Tenía 19 años cuando terminé el liceo. La mayoría de mis amigos y yo, vivíamos en Coviro, las viviendas frente al polideportivo. Nos criamos como nos criábamos en esa época, a puro campito. Años de corretear atrás de la pelota, de darle a las BMX, de remontar cometas de nylon; tardes y tardes de compartir las clases, las caminatas, las escapadas a dedo o en micro a los bailes de La Paloma en los veranos. 

Terminar el liceo, era para nosotros el paso más importante que podíamos dar en Rocha, y después ¡por fin!, irnos a Montevideo a estudiar. Esa era la salida más interesante de todas; si uno no se conformaba con ser empleado del municipio, o atender un videoclub. Estaba la opción de magisterio, pero eso no era para hombres. Los viejos harían un esfuerzo tremendo, y con Leo y Pablo, íbamos a compartir un cuarto en una pensión frente a Facultad de Medicina. 

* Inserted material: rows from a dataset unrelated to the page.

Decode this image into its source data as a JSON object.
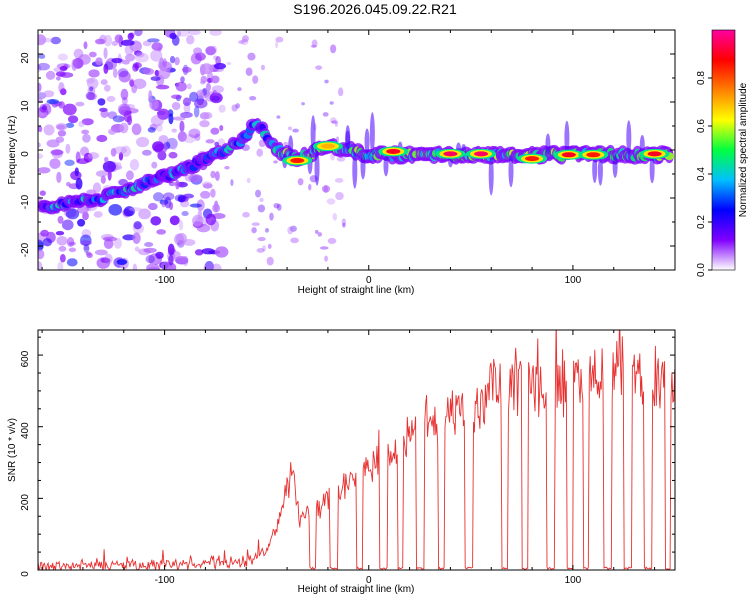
{
  "figure": {
    "title": "S196.2026.045.09.22.R21"
  },
  "chart_data": [
    {
      "type": "heatmap",
      "title": "S196.2026.045.09.22.R21",
      "xlabel": "Height of straight line (km)",
      "ylabel": "Frequency (Hz)",
      "xlim": [
        -162,
        150
      ],
      "ylim": [
        -25,
        25
      ],
      "xticks": [
        -100,
        0,
        100
      ],
      "yticks": [
        -20,
        -10,
        0,
        10,
        20
      ],
      "colorbar": {
        "label": "Normalized spectral amplitude",
        "range": [
          0,
          1
        ],
        "ticks": [
          0.0,
          0.2,
          0.4,
          0.6,
          0.8
        ],
        "tick_labels": [
          "0.0",
          "0.2",
          "0.4",
          "0.6",
          "0.8"
        ],
        "colors": [
          "#ffffff",
          "#8000ff",
          "#0000ff",
          "#00c0ff",
          "#00ff40",
          "#ffff00",
          "#ff8000",
          "#ff0000",
          "#ff00a0"
        ]
      },
      "ridge": [
        {
          "x": -160,
          "freq": -12.0
        },
        {
          "x": -130,
          "freq": -10.0
        },
        {
          "x": -110,
          "freq": -7.0
        },
        {
          "x": -90,
          "freq": -4.0
        },
        {
          "x": -75,
          "freq": -1.0
        },
        {
          "x": -62,
          "freq": 2.0
        },
        {
          "x": -55,
          "freq": 6.0
        },
        {
          "x": -45,
          "freq": 0.0
        },
        {
          "x": -35,
          "freq": -2.0
        },
        {
          "x": -20,
          "freq": 1.0
        },
        {
          "x": 0,
          "freq": -1.0
        },
        {
          "x": 50,
          "freq": -1.0
        },
        {
          "x": 100,
          "freq": -1.0
        },
        {
          "x": 148,
          "freq": -1.0
        }
      ],
      "peaks": [
        {
          "x": -35,
          "freq": -2.2,
          "amplitude": 0.85
        },
        {
          "x": -20,
          "freq": 0.8,
          "amplitude": 0.7
        },
        {
          "x": 12,
          "freq": -0.3,
          "amplitude": 0.9
        },
        {
          "x": 40,
          "freq": -0.8,
          "amplitude": 0.95
        },
        {
          "x": 55,
          "freq": -0.8,
          "amplitude": 0.95
        },
        {
          "x": 80,
          "freq": -1.8,
          "amplitude": 0.85
        },
        {
          "x": 98,
          "freq": -1.0,
          "amplitude": 0.9
        },
        {
          "x": 110,
          "freq": -1.0,
          "amplitude": 0.85
        },
        {
          "x": 140,
          "freq": -0.8,
          "amplitude": 0.9
        }
      ],
      "series_color": "#ff0000"
    },
    {
      "type": "line",
      "xlabel": "Height of straight line (km)",
      "ylabel": "SNR (10 * v/v)",
      "xlim": [
        -162,
        150
      ],
      "ylim": [
        0,
        670
      ],
      "xticks": [
        -100,
        0,
        100
      ],
      "yticks": [
        0,
        200,
        400,
        600
      ],
      "color": "#e83030",
      "x": [
        -162,
        -150,
        -130,
        -110,
        -90,
        -70,
        -60,
        -50,
        -45,
        -40,
        -37,
        -34,
        -30,
        -25,
        -20,
        -15,
        -10,
        -5,
        0,
        5,
        10,
        15,
        20,
        25,
        30,
        35,
        40,
        45,
        50,
        55,
        60,
        70,
        80,
        90,
        100,
        110,
        120,
        130,
        140,
        150
      ],
      "values": [
        15,
        14,
        16,
        15,
        18,
        20,
        22,
        60,
        120,
        230,
        320,
        140,
        160,
        180,
        200,
        230,
        260,
        280,
        300,
        310,
        330,
        360,
        380,
        410,
        420,
        440,
        445,
        450,
        455,
        460,
        520,
        540,
        530,
        535,
        550,
        580,
        560,
        550,
        545,
        520
      ],
      "dropouts": [
        {
          "from": -29,
          "to": -26
        },
        {
          "from": -19,
          "to": -15
        },
        {
          "from": -6,
          "to": -3
        },
        {
          "from": 5,
          "to": 9
        },
        {
          "from": 14,
          "to": 17
        },
        {
          "from": 23,
          "to": 27
        },
        {
          "from": 34,
          "to": 37
        },
        {
          "from": 47,
          "to": 51
        },
        {
          "from": 65,
          "to": 68
        },
        {
          "from": 75,
          "to": 78
        },
        {
          "from": 87,
          "to": 91
        },
        {
          "from": 97,
          "to": 100
        },
        {
          "from": 105,
          "to": 108
        },
        {
          "from": 115,
          "to": 119
        },
        {
          "from": 125,
          "to": 129
        },
        {
          "from": 135,
          "to": 139
        },
        {
          "from": 145,
          "to": 148
        }
      ]
    }
  ]
}
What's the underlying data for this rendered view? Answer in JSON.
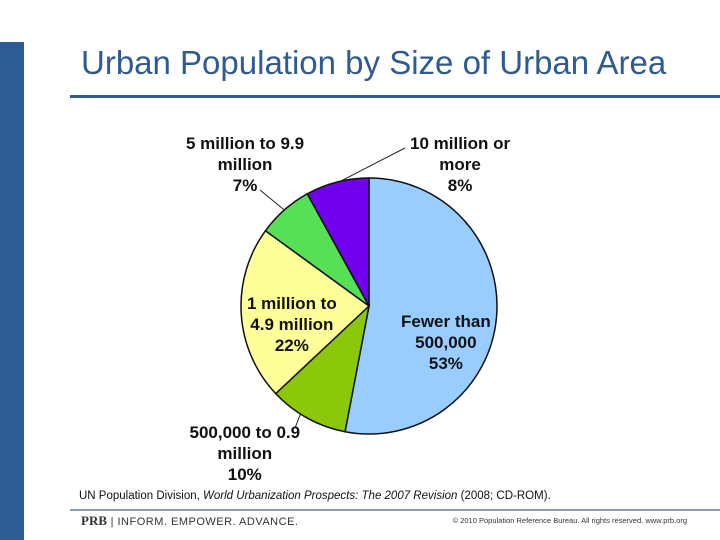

Yo me inscribí en agronomía, que quedaba a unos cuarenta minutos de ómnibus, pero tenía el 68 en Agraciada. Leíto se metió en medicina, pero no pudo terminar -la universidad nunca fue tan gratuita como dicen- y Pablo es el Dr, Pablo Apezteguía, abogado. Pero para, no dejes que me distraiga… 

Ese verano, el padre de la rubia Bellagamba, que trabajaba de municipal, nos consiguió un predio en el camping Andresito. Nos instalamos en cuatro carpas y nos fuimos todos a pasar enero rodeados de turistas. Le dimos al arroz con arvejas y atún todo enero, pero pasamos de fiesta. 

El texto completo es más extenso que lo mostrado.